You are viewing a plain text version of this content. The canonical link for it is here.
Posted to solr-user@lucene.apache.org by "Anantharaman, Srinatha (Contractor)" <Sr...@comcast.com> on 2017/04/20 15:02:13 UTC

Issues with ingesting to Solr using Flume

Hi all,

I am trying to ingest data to Solr 6.3 using flume 1.5 on Hortonworks 2.5 platform Facing below issue while sinking the data

19 Apr 2017 19:54:26,943 ERROR [lifecycleSupervisor-1-3] (org.apache.flume.lifecycle.LifecycleSupervisor$MonitorRunnable.run:253)  - Unable to start SinkRunner: { policy:org.apache.flume.sink.DefaultSinkProcessor@130344d7 counterGroup:{ name:null counters:{} } } - Exception follows.
org.kitesdk.morphline.api.MorphlineCompilationException: No command builder registered for name: detectMimeType near: {
    # /etc/flume/conf/morphline.conf: 48
    "detectMimeType" : {
        # /etc/flume/conf/morphline.conf: 50
        "includeDefaultMimeTypes" : true
    }
}

The morphline config file is as below


    id : morphline1

    importCommands : ["org.kitesdk.**", "org.apache.solr.**"]
#    importCommands : ["com.cloudera.**", "org.kitesdk.**"]

    commands :
    [

      { detectMimeType { includeDefaultMimeTypes : true } }

      {

        solrCell {

          solrLocator : ${solrLocator}

          captureAttr : true

          lowernames : true

          capture : [_attachment_body, _attachment_mimetype, basename, content, content_encoding, content_type, file, meta,text]
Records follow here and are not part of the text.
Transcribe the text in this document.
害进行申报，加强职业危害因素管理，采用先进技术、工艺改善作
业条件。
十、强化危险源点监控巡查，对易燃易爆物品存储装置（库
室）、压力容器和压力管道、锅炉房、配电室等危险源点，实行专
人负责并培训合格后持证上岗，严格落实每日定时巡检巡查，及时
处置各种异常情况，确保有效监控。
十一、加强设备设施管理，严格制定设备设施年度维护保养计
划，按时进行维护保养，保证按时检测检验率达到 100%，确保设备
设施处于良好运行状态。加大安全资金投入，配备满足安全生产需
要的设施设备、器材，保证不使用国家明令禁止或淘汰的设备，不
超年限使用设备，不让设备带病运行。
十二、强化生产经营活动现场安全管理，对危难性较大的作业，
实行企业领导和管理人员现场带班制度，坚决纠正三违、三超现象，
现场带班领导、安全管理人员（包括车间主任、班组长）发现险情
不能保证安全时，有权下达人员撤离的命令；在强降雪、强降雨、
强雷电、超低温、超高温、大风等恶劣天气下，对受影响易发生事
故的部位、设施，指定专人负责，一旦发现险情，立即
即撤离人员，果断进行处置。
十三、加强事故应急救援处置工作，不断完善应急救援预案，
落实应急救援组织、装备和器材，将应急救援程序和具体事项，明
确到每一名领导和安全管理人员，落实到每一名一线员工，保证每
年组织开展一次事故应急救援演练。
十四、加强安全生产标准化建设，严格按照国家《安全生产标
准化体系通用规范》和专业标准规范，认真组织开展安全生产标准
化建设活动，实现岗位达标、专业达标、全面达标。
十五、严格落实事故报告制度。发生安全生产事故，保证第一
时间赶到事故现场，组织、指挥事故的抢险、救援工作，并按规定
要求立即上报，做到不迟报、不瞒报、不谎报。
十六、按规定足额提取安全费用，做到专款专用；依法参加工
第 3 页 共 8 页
          parsers : [ # { parser : org.apache.tika.parser.txt.TXTParser }

                    # { parser : org.apache.tika.parser.AutoDetectParser }
                      #{ parser : org.apache.tika.parser.asm.ClassParser }
                      #{ parser : org.gagravarr.tika.FlacParser }
                      #{ parser : org.apache.tika.parser.executable.ExecutableParser }
                      #{ parser : org.apache.tika.parser.font.TrueTypeParser }
                      #{ parser : org.apache.tika.parser.xml.XMLParser }
                      #{ parser : org.apache.tika.parser.html.HtmlParser }
                      #{ parser : org.apache.tika.parser.image.TiffParser }
                      # { parser : org.apache.tika.parser.mail.RFC822Parser }
                      #{ parser : org.apache.tika.parser.mbox.MboxParser, additionalSupportedMimeTypes : [message/x-emlx] }
                      #{ parser : org.apache.tika.parser.microsoft.OfficeParser }
                      #{ parser : org.apache.tika.parser.hdf.HDFParser }
                      #{ parser : org.apache.tika.parser.odf.OpenDocumentParser }
                      #{ parser : org.apache.tika.parser.pdf.PDFParser }
                      #{ parser : org.apache.tika.parser.rtf.RTFParser }
                      { parser : org.apache.tika.parser.txt.TXTParser }
                      #{ parser : org.apache.tika.parser.chm.ChmParser }
                    ]

         fmap : { content : text }
         }

      }
      { generateUUID { field : id } }

      { sanitizeUnknownSolrFields { solrLocator : ${solrLocator} } }


      { logDebug { format : "output record: {}", args : ["@{}"] } }

      { loadSolr: { solrLocator : ${solrLocator} } }

    ]

  }

]


I have copied all required jars files to Flume Classpath Kindly let me know the solution for this issue

Regards,
~Sri


Re: Issues with ingesting to Solr using Flume

Posted by Shawn Heisey <ap...@elyograg.org>.
On 4/20/2017 9:02 AM, Anantharaman, Srinatha (Contractor) wrote:
> Hi all,
>
> I am trying to ingest data to Solr 6.3 using flume 1.5 on Hortonworks 2.5 platform Facing below issue while sinking the data
>
> 19 Apr 2017 19:54:26,943 ERROR [lifecycleSupervisor-1-3] (org.apache.flume.lifecycle.LifecycleSupervisor$MonitorRunnable.run:253)  - Unable to start SinkRunner: { policy:org.apache.flume.sink.DefaultSinkProcessor@130344d7 counterGroup:{ name:null counters:{} } } - Exception follows.
> org.kitesdk.morphline.api.MorphlineCompilationException: No command builder registered for name: detectMimeType near: {
>     # /etc/flume/conf/morphline.conf: 48
>     "detectMimeType" : {
>         # /etc/flume/conf/morphline.conf: 50
>         "includeDefaultMimeTypes" : true
>     }
> }

I know nothing at all about Flume, but reading that message, Solr is not
mentioned anywhere.  My recommendation is to ask for help on this
problem using a Flume resource.  If Solr is doing something wrong, they
should be able to help you find evidence showing that.  At that point,
you can come back to this thread with that evidence.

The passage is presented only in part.